More than half (54%) of Britain’s pub and restaurant groups believe the national living wage (NLW) is a positive change for the eating- and drinking-out market. However, 53% said it would have a negative impact on their own business. Moving from the new rate of £7.20 per hour (introduced back in April) to £9 per hour by 2020 is also not realistic.
“There is a real concern that driving it up too fast down the line will put excessive pressure on business, with fears that some will just go bust,” said Peter Martin, vice president at CGA Peach, which commissioned the survey of 100 senior executives.
The research also showed that 26% of respondents had already introduced new wage rates across the board, including for over 25s, while 29% had increased all staff pay to maintain differentials. Just under two thirds (65%) said increasing the base level to £9 was “simply not realistic”.
It’s a tough time for the sector. Already surviving on wafer-thin margins, a hike in one of the major overheads is likely to have left many reaching for the aspirin. Following last month’s vote to leave the EU, they may now be looking for something stronger.
The foodservice and hospitality sectors were, by-and-large, “remainers”. Hardly surprising when, as the Wall Street Journal suggested pre-referendum, a vote for Brexit could staunch the flow of relatively cheap labour, threatening higher costs and “taking a bite out of profits”.
CGA’s research was carried out prior to May’s vote. The purchasing manager’s index published by Markit/CIPS this week also relied mostly on pre-referendum data: a slowing of growth in June in the UK service sector reflecting the “intensified” anxiety over Brexit in the run-up to the vote.
Disaster or opportunity, we don’t yet know. Some are saying the tourism industry could be a winner – a weaker pound against the Euro, in particular, could make the UK a particularly attractive destination is the line that the British Hospitality Association has been casting about.
Stories of a boom in bookings from US and Chinese tourists have also emerged.
But conversely, will UK consumers faced with a long period of uncertainty spend less, as Greene King intimated recently. Publishing the company’s provisional results on June 29, 2016, chief executive Rooney Anand explained:
“Following the UK’s vote to leave the European Union, the increasingly uncertain trading environment is likely to weigh on consumer sentiment in the near term. However, Greene King has a strong track record of performing well in challenging trading environments and we have levers to pull within our business […] to refocus our investment and help limit the indirect impact from lower consumer confidence.”
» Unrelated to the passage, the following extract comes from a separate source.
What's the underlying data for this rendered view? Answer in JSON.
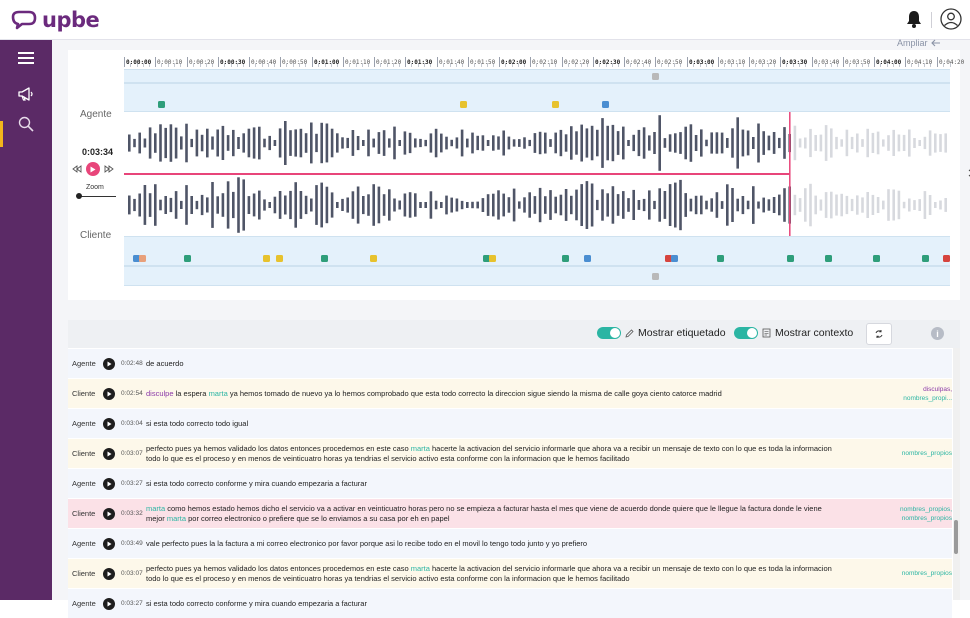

CGA’s research suggested the most popular ways to mitigate the additional labour costs from the NLW included price increases (46%), cutting staff hours (24%) and reducing staff levels (21%). However, quite a few businesses appear content to ignore the new levels altogether.
Channel 4’s Dispatches programme (January 3, 2016) revealed that cafés and restaurants in the South East are offering between £5 and £6 an hour, and sometimes as little as £4.32. The NLW is £7.20 for those aged over 25, but one on four cafés visited by an undercover reporter did not acknowledge the new minimum.
Clearly the impact on labour is currently high amongst this sector’s concerns (it will be one of the themes covered in Footprint’s Brexit special published next month). Analysts for Moody’s Investors Service were perhaps underplaying things when they suggested the process of employing non-UK residents “could become more complicated”.
Each and every firm in the sector will, like Greene King’s Anand, be reaching for the levers to limit the impact of NLW and (possibly) Brexit – and hoping that none of them is for the trap door.